Autodesk, meanwhile upgraded its Kynapse middleware to Version 7. An artificial intelligence solution that supports complex dynamic 3D pathfinding, spatial reasoning, team co-ordination, and automatic data generation, Kynapse is now easier to use, with new pathdata generation, improved tuning and profiling, simplified integration and configuration, as well as off-the-shelf behaviors. Pricing will be announced at a later date.
Product: Mobile Workstation
Dell Unveils the Precision M4500
Dell continues to push the boundaries of workstation performance and mobility with the most powerful 15.6-inch mobile workstation: the Dell Precision M4500.
The M4500 is first 15.6-inch mobile workstation to offer an optional SSD MiniCard for additional high-performance data storage and user-selectable thermal tables that keep systems cool and extend battery life when full power isn’t needed.

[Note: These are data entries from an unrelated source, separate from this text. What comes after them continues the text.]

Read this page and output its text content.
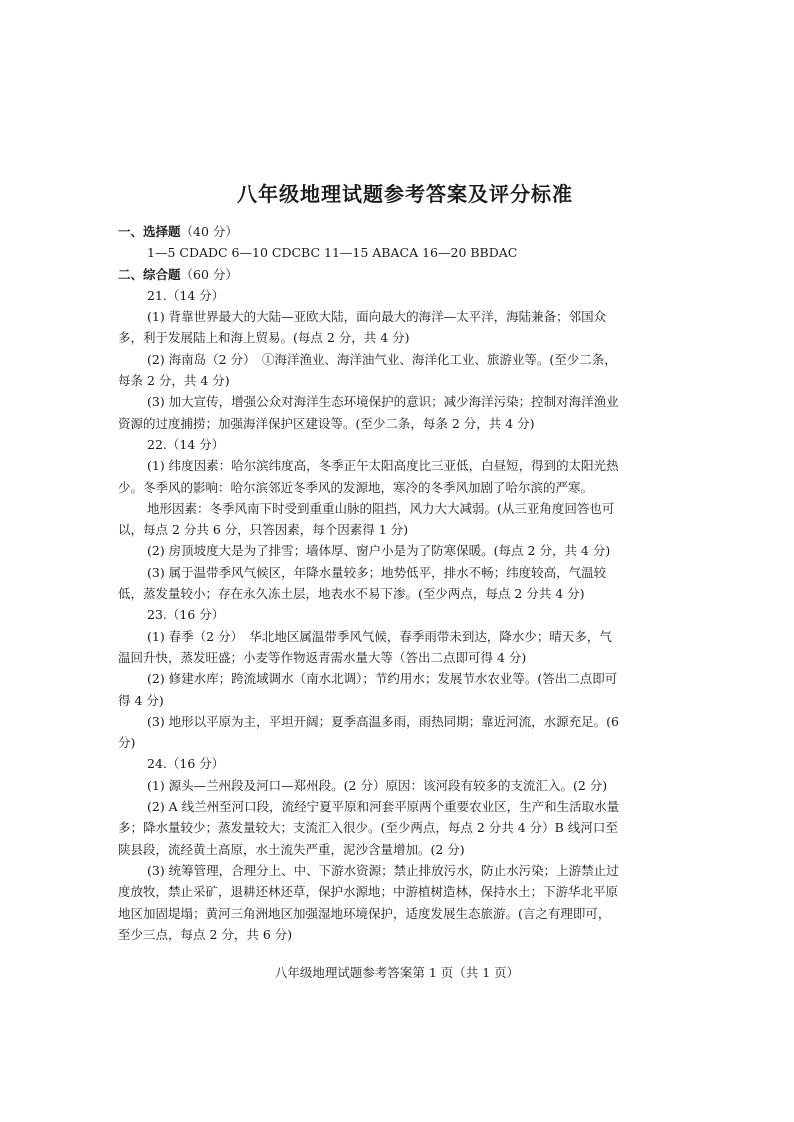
八年级地理试题参考答案及评分标准

一、选择题（40 分）

1—5 CDADC 6—10 CDCBC 11—15 ABACA 16—20 BBDAC

二、综合题（60 分）

21.（14 分）

(1) 背靠世界最大的大陆—亚欧大陆，面向最大的海洋—太平洋，海陆兼备；邻国众

多，利于发展陆上和海上贸易。(每点 2 分，共 4 分)

(2) 海南岛（2 分）　①海洋渔业、海洋油气业、海洋化工业、旅游业等。(至少二条，

每条 2 分，共 4 分)

(3) 加大宣传，增强公众对海洋生态环境保护的意识；减少海洋污染；控制对海洋渔业

资源的过度捕捞；加强海洋保护区建设等。(至少二条，每条 2 分，共 4 分)

22.（14 分）

(1) 纬度因素：哈尔滨纬度高，冬季正午太阳高度比三亚低，白昼短，得到的太阳光热

少。冬季风的影响：哈尔滨邻近冬季风的发源地，寒冷的冬季风加剧了哈尔滨的严寒。

地形因素：冬季风南下时受到重重山脉的阻挡，风力大大减弱。(从三亚角度回答也可

以，每点 2 分共 6 分，只答因素，每个因素得 1 分)

(2) 房顶坡度大是为了排雪；墙体厚、窗户小是为了防寒保暖。(每点 2 分，共 4 分)

(3) 属于温带季风气候区，年降水量较多；地势低平，排水不畅；纬度较高，气温较

低，蒸发量较小；存在永久冻土层，地表水不易下渗。(至少两点，每点 2 分共 4 分)

23.（16 分）

(1) 春季（2 分）　华北地区属温带季风气候，春季雨带未到达，降水少；晴天多，气

温回升快，蒸发旺盛；小麦等作物返青需水量大等（答出二点即可得 4 分)

(2) 修建水库；跨流域调水（南水北调）；节约用水；发展节水农业等。(答出二点即可

得 4 分)

(3) 地形以平原为主，平坦开阔；夏季高温多雨，雨热同期；靠近河流，水源充足。(6

分)

24.（16 分）

(1) 源头—兰州段及河口—郑州段。(2 分）原因：该河段有较多的支流汇入。(2 分)

(2) A 线兰州至河口段，流经宁夏平原和河套平原两个重要农业区，生产和生活取水量

多；降水量较少；蒸发量较大；支流汇入很少。(至少两点，每点 2 分共 4 分）B 线河口至

陕县段，流经黄土高原，水土流失严重，泥沙含量增加。(2 分)

(3) 统筹管理，合理分上、中、下游水资源；禁止排放污水，防止水污染；上游禁止过

度放牧，禁止采矿，退耕还林还草，保护水源地；中游植树造林，保持水土；下游华北平原

地区加固堤塌；黄河三角洲地区加强湿地环境保护，适度发展生态旅游。(言之有理即可，

至少三点，每点 2 分，共 6 分)

八年级地理试题参考答案第 1 页（共 1 页）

The machine provides near-instant access to e-mail, calendar, contacts, the Internet, and virtual remote desktops, with a new technology called Dell Precision ON.
With a starting weight of only 6 pounds, the M4500 supports 32- and 64-bit versions of Microsoft Windows 7, Windows Vista, and Windows XP, along with Red Hat Linux 5.3 (64 bit).
The product is available with a number of optional features, including: Intel Core i7-920XM Quad Core processor Extreme Edition; Nvidia Quadro FX 1800M or Quadro FX 880M graphics with 1GB of dedicated memory for large models and models with high texture; HD+ sRGB LED 15.6-inch screen with 120 percent user-selectable color gamut support; and 3MP camera and Gobi 2.0 mobile broadband support with a multi-touch touchpad for greater user flexibility.